On top of that, she said she would email friends in Bathurst to ask them what birds were on their property or "what's happening with the harvest" or what the river was looking like.
"And I got lots of information from them as well and some of that directly did go into the book," she said.
In It Takes A Town, which is Ms Clifford's fourth book, the glamorous resident of a country town is found dead at the bottom of the stairs after a terrible storm.
It looks at first to be a simple accident, but anonymous letters are discovered that suggest otherwise - and then a teenager suddenly disappears.
Ms Clifford said there's a town element in each of her books.
"With city people, there's an assumption that, oh, you're writing about another small town, they're all the same.
"And part of it is, no, actually, they're completely different.
"You would never say, for example, that Sydney and Melbourne are the same place.

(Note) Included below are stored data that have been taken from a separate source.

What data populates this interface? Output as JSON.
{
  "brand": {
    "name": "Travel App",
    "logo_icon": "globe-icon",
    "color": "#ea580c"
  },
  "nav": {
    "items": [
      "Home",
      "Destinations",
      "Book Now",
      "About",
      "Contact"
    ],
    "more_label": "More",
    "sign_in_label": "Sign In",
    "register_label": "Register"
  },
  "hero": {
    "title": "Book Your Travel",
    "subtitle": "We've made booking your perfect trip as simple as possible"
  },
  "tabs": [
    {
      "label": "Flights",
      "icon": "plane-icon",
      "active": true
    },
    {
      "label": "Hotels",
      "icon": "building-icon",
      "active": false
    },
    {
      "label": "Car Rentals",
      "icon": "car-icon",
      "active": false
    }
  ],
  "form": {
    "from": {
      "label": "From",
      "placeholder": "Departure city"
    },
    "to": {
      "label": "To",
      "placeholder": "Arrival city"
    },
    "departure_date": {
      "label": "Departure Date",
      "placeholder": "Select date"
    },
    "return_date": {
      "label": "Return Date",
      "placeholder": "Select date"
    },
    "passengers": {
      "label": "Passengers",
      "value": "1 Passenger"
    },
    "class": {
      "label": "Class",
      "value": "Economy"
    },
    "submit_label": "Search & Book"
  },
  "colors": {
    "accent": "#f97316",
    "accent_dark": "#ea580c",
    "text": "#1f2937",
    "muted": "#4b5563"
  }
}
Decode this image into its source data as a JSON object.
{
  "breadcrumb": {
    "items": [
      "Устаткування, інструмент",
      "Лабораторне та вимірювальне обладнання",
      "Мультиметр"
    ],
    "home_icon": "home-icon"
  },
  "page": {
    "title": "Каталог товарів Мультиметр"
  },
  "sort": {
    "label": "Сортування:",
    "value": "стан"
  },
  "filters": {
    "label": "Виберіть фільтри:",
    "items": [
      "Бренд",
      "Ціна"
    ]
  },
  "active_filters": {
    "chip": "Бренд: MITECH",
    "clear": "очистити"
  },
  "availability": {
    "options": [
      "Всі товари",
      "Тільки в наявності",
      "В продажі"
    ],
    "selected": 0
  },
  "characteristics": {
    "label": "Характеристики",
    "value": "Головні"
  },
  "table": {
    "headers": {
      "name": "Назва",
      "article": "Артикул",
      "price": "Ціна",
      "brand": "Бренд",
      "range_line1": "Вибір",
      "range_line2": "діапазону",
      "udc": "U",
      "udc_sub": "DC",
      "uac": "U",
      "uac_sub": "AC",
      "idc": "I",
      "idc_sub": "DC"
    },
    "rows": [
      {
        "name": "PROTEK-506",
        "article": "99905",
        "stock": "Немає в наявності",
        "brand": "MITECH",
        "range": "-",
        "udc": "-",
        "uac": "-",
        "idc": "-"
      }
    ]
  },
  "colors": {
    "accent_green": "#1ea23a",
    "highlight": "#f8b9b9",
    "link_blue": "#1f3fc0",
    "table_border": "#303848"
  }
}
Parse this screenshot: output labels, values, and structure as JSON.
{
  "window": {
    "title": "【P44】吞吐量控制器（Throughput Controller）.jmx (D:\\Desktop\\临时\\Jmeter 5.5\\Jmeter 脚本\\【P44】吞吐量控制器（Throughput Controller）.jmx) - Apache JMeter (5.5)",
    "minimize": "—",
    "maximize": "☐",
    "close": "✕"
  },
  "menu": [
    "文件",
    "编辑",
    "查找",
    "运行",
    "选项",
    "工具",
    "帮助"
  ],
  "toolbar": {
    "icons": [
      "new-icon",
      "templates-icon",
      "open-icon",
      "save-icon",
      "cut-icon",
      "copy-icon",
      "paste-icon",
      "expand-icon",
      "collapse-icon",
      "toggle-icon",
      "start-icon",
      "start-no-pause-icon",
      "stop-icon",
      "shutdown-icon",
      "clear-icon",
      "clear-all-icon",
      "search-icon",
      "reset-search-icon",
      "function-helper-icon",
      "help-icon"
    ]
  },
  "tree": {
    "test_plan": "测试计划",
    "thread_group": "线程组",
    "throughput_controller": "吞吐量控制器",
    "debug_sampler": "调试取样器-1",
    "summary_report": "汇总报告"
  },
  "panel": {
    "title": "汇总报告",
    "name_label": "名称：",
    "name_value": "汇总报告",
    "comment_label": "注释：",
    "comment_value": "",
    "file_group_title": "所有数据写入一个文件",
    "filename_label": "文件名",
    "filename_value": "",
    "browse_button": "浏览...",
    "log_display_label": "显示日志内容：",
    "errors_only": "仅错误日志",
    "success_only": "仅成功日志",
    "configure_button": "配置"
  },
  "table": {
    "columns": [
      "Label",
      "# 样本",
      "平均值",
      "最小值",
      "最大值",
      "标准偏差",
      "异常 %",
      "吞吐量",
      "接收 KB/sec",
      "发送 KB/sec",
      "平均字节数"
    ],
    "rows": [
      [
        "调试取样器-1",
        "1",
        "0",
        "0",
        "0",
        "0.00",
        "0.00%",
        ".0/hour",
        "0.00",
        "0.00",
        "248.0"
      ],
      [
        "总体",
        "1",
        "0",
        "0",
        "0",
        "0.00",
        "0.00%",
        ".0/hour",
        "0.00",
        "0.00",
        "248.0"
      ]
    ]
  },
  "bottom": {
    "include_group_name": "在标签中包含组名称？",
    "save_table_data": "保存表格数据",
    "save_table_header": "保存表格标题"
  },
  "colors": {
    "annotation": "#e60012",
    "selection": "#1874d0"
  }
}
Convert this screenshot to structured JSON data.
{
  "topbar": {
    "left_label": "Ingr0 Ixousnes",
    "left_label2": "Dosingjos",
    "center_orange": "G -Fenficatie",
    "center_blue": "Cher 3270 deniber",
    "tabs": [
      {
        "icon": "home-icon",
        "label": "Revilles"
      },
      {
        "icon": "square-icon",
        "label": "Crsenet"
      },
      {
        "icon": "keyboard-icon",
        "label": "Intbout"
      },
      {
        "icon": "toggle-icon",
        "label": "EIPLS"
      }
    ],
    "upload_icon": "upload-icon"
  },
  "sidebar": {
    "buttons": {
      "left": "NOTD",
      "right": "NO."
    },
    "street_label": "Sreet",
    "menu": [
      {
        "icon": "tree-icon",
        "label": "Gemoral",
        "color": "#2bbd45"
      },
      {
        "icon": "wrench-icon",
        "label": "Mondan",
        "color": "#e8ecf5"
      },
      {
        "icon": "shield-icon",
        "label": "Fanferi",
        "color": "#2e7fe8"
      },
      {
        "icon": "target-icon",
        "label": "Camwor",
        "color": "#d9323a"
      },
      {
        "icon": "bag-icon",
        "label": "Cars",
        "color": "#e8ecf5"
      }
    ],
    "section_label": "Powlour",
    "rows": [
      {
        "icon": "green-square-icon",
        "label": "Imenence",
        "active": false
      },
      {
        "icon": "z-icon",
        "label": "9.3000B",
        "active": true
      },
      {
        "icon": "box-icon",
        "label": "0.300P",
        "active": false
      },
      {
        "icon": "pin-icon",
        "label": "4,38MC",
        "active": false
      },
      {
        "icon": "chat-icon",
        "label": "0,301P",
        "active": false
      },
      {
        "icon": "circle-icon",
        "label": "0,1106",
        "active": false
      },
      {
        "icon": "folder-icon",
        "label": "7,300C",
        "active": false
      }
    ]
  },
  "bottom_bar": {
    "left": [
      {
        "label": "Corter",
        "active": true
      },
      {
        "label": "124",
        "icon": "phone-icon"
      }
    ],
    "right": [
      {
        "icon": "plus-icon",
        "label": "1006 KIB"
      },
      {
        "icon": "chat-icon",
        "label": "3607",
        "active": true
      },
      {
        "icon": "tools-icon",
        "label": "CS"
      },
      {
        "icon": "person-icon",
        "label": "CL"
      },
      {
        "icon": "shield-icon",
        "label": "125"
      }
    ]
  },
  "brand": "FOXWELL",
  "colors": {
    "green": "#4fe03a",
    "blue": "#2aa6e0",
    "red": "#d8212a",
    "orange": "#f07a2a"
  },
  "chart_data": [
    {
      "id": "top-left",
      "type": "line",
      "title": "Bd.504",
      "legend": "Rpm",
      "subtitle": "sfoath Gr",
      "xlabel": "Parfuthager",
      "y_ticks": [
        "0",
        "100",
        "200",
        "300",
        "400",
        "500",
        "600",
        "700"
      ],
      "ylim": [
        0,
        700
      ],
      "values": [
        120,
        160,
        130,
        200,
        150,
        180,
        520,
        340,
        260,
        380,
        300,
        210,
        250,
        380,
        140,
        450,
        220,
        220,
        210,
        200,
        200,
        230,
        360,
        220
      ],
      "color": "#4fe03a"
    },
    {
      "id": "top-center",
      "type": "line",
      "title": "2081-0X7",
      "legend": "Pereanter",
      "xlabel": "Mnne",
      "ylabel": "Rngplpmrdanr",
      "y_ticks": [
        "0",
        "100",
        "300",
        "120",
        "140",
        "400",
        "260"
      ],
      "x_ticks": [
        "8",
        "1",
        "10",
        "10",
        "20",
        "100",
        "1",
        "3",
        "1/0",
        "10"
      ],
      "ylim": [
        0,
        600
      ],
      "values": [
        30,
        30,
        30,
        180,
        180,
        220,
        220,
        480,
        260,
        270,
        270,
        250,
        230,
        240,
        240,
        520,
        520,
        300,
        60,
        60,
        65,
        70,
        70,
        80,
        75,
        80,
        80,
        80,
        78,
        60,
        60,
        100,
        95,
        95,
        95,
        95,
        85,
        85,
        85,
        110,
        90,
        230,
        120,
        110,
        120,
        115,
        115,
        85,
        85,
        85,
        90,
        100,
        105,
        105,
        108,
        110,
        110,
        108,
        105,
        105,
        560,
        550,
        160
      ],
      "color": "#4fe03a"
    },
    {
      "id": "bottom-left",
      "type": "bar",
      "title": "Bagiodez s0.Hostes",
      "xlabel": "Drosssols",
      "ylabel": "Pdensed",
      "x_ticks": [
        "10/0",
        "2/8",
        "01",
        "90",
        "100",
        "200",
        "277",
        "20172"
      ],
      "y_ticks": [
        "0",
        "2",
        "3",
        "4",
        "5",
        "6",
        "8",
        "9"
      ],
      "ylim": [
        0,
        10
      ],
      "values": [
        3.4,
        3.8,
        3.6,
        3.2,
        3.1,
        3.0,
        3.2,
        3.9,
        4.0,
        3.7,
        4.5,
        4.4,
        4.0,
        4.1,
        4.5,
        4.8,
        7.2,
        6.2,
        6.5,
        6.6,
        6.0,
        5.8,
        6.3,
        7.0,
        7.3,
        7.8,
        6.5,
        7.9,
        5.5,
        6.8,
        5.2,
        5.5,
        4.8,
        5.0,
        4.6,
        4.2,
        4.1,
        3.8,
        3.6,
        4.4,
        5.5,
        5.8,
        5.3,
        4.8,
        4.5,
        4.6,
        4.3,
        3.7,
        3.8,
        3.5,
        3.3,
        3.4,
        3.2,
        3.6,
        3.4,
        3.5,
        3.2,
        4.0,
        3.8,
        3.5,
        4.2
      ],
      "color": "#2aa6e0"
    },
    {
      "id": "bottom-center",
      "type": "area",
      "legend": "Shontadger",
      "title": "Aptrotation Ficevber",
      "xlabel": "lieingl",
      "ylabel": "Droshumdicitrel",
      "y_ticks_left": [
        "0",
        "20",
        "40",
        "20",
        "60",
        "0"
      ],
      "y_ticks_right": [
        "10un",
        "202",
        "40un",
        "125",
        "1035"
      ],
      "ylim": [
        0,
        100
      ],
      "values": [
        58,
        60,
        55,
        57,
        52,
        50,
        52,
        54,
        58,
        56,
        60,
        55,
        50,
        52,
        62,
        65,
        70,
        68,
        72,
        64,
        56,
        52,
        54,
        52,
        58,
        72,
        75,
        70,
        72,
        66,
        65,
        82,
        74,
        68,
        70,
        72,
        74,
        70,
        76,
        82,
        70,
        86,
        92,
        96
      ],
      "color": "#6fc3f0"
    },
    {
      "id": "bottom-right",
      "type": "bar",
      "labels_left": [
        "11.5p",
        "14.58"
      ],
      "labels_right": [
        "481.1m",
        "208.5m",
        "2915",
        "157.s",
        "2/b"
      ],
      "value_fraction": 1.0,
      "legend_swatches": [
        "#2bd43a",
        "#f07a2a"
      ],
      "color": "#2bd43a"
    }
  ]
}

"And small towns are like that too.
"I wanted to buck, a bit, the small town thing. Because Bathurst isn't a small town. Bathurst is like a regional centre.
"Yet, when you say, oh, I come from Bathurst in NSW, someone, especially in Victoria, who might not know Bathurst very well, will go, oh, small town.
"And you'll go, actually, no, pretty large place, to be honest. And it's got a lot of things that other towns don't have - like, say, the education sector; what Charles Sturt brings to the town. Or when you list all the schools, there's a lot of schools in Bathurst; there's a whole industry there.
"But people make assumptions.
"So I like challenging people's preconceptions of a place, where Bathurst is large enough that not everybody does know everybody."
Ms Clifford said she "really wanted to write a book about community".
"What is quite common in crime fiction is you have a town in despair: it's like a Gothic horror of a town.
"Whereas in this one, I wanted to have a place where you can tell it's a good place to live.
"Yep, there's a murder-mystery to be sorted out, but it's a place where I especially wanted it to be funny, to have people whose lives are good lives, that different people would have different reactions to getting caught up in a murder-mystery.
"They were some of my concerns going in that I enjoyed exploring."
Ms Clifford - a prize-winning author who has been long-listed for the Australian Industry General Fiction Book of the Year and shortlisted for the Ned Kelly Award for Best Crime Fiction - grew up in Bathurst before leaving for the Australian National University in Canberra, where she studied law.
Her parents came to Australia from Ireland after her surveyor father had his attention drawn to a job being advertised for the Central Mapping Authority on the other side of the world.
"Those were the days when it [the Central Mapping Authority] was in Sydney," she said.
"We came [to Australia] and we were in a public tower block in Sydney."
When the then-state government moved the Central Mapping Authority to Bathurst as part of a policy of decentralisation, Ms Clifford and her family suddenly found themselves on the other side of the Blue Mountains.
"You sort of think [about how] you had a completely different life as a result of that government policy," she said.
"But I can also see, whenever they talk about decentralisation and let's move departments again, how big an ask that is and how many people maybe just stayed in Sydney."
All these years later, the decentralisation policy is still paying dividends: it's given Bathurst a claim to a prize-winning author and it's given It Takes A Town its affectionate, carefully drawn details.